In Random Matrix Theory (RMT), few analytic results regarding the spectrum of a real random matrix $\mathbf{X}\in\mathbb{R}^{n\times n}$ with iid entries have been found:
- The probability that all $n$ eigenvalues of a random matrix drawn from the real Ginibri ensemble (all entries are normally distributed) are real is (Edelman, 1997) $$P_\mathbb{R}(n)=2^{-n(n-1)/4}.$$
- The probability that a random matrix drawn from the uniform and symmetric orthogonal invariant ensemble is Hurwitz-stable (all eigenvalues have negative real part) is (Calafiore and Dabbene, 2004) $$P_{H,US}(n)=2^{-n(n+1)/2}.$$
There may very well be others. See this for a quick overview of other results of RMT.

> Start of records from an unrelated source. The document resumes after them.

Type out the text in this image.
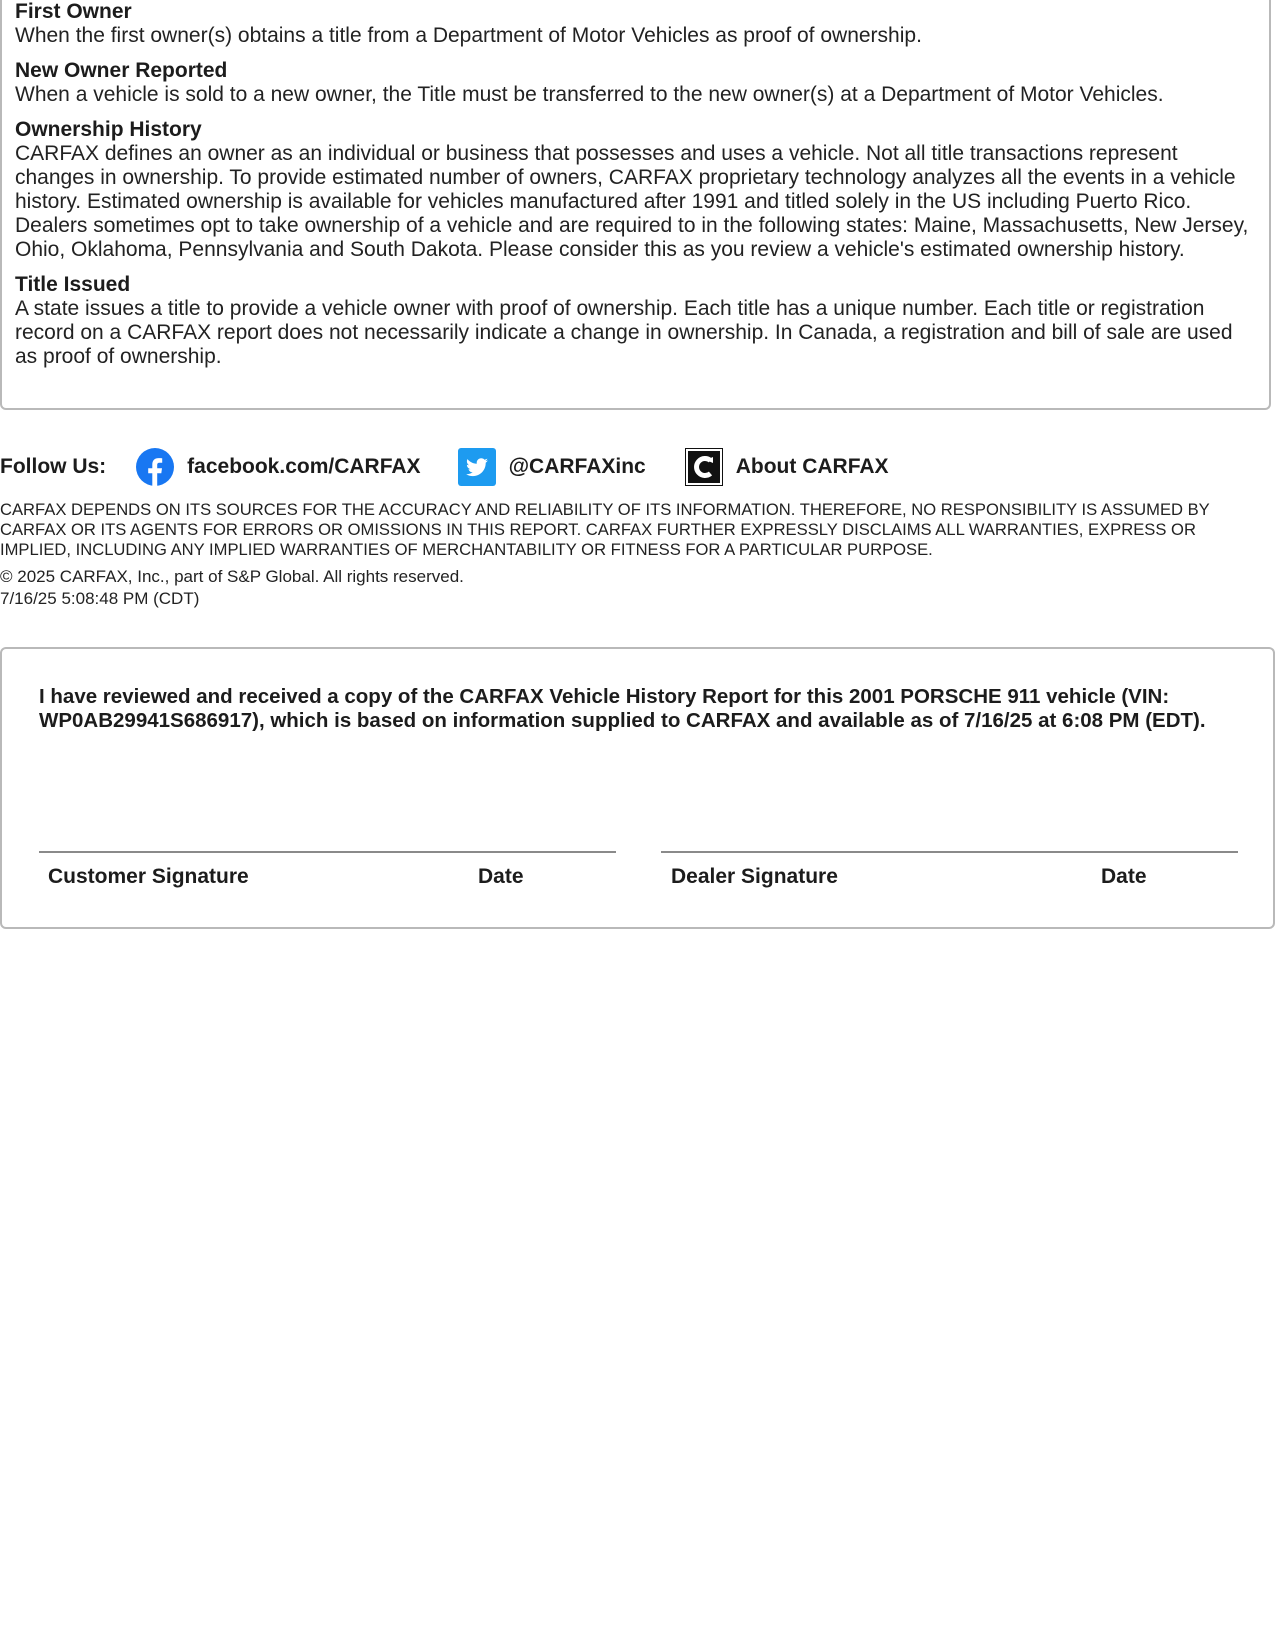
First Owner
When the first owner(s) obtains a title from a Department of Motor Vehicles as proof of ownership.
New Owner Reported
When a vehicle is sold to a new owner, the Title must be transferred to the new owner(s) at a Department of Motor Vehicles.
Ownership History
CARFAX defines an owner as an individual or business that possesses and uses a vehicle. Not all title transactions represent changes in ownership. To provide estimated number of owners, CARFAX proprietary technology analyzes all the events in a vehicle history. Estimated ownership is available for vehicles manufactured after 1991 and titled solely in the US including Puerto Rico. Dealers sometimes opt to take ownership of a vehicle and are required to in the following states: Maine, Massachusetts, New Jersey, Ohio, Oklahoma, Pennsylvania and South Dakota. Please consider this as you review a vehicle's estimated ownership history.
Title Issued
A state issues a title to provide a vehicle owner with proof of ownership. Each title has a unique number. Each title or registration record on a CARFAX report does not necessarily indicate a change in ownership. In Canada, a registration and bill of sale are used as proof of ownership.
Follow Us:	facebook.com/CARFAX	@CARFAXinc	About CARFAX
CARFAX DEPENDS ON ITS SOURCES FOR THE ACCURACY AND RELIABILITY OF ITS INFORMATION. THEREFORE, NO RESPONSIBILITY IS ASSUMED BY CARFAX OR ITS AGENTS FOR ERRORS OR OMISSIONS IN THIS REPORT. CARFAX FURTHER EXPRESSLY DISCLAIMS ALL WARRANTIES, EXPRESS OR IMPLIED, INCLUDING ANY IMPLIED WARRANTIES OF MERCHANTABILITY OR FITNESS FOR A PARTICULAR PURPOSE.
© 2025 CARFAX, Inc., part of S&P Global. All rights reserved.
7/16/25 5:08:48 PM (CDT)
I have reviewed and received a copy of the CARFAX Vehicle History Report for this 2001 PORSCHE 911 vehicle (VIN: WP0AB29941S686917), which is based on information supplied to CARFAX and available as of 7/16/25 at 6:08 PM (EDT).
Customer Signature	Date	Dealer Signature	Date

Both of the listed results are of the form $e^{-f_2(n)},$ where $f_2(n)$ is some polynomial of degree $2$ with positive leading coefficient. I believe that this is also true for the probability $P_H(n)$ of a real $n\times n$ matrix being Hurwitz-stable when it is drawn from any (since the set of all real Hurwitz-stable matrices is a cone and this scale-invariant) distribution symmetric about the origin. Simulations support this for normal, spherically uniform and cubically uniform distributions. I think it makes intuitive sense that the exponent must be a polynomial of degree $2$, since $n^2$ entries must coordinate to create the desired spectrum.
Is there anything in the literature on this? Perhaps it is possible to show using some sort of scaling argument? Or perhaps the method of either maximum entropy or minimum Fischer information could be useful? Any ideas on how to show this formally or any heuristic considerations regarding why it should be true/not true would be greatly appreciated.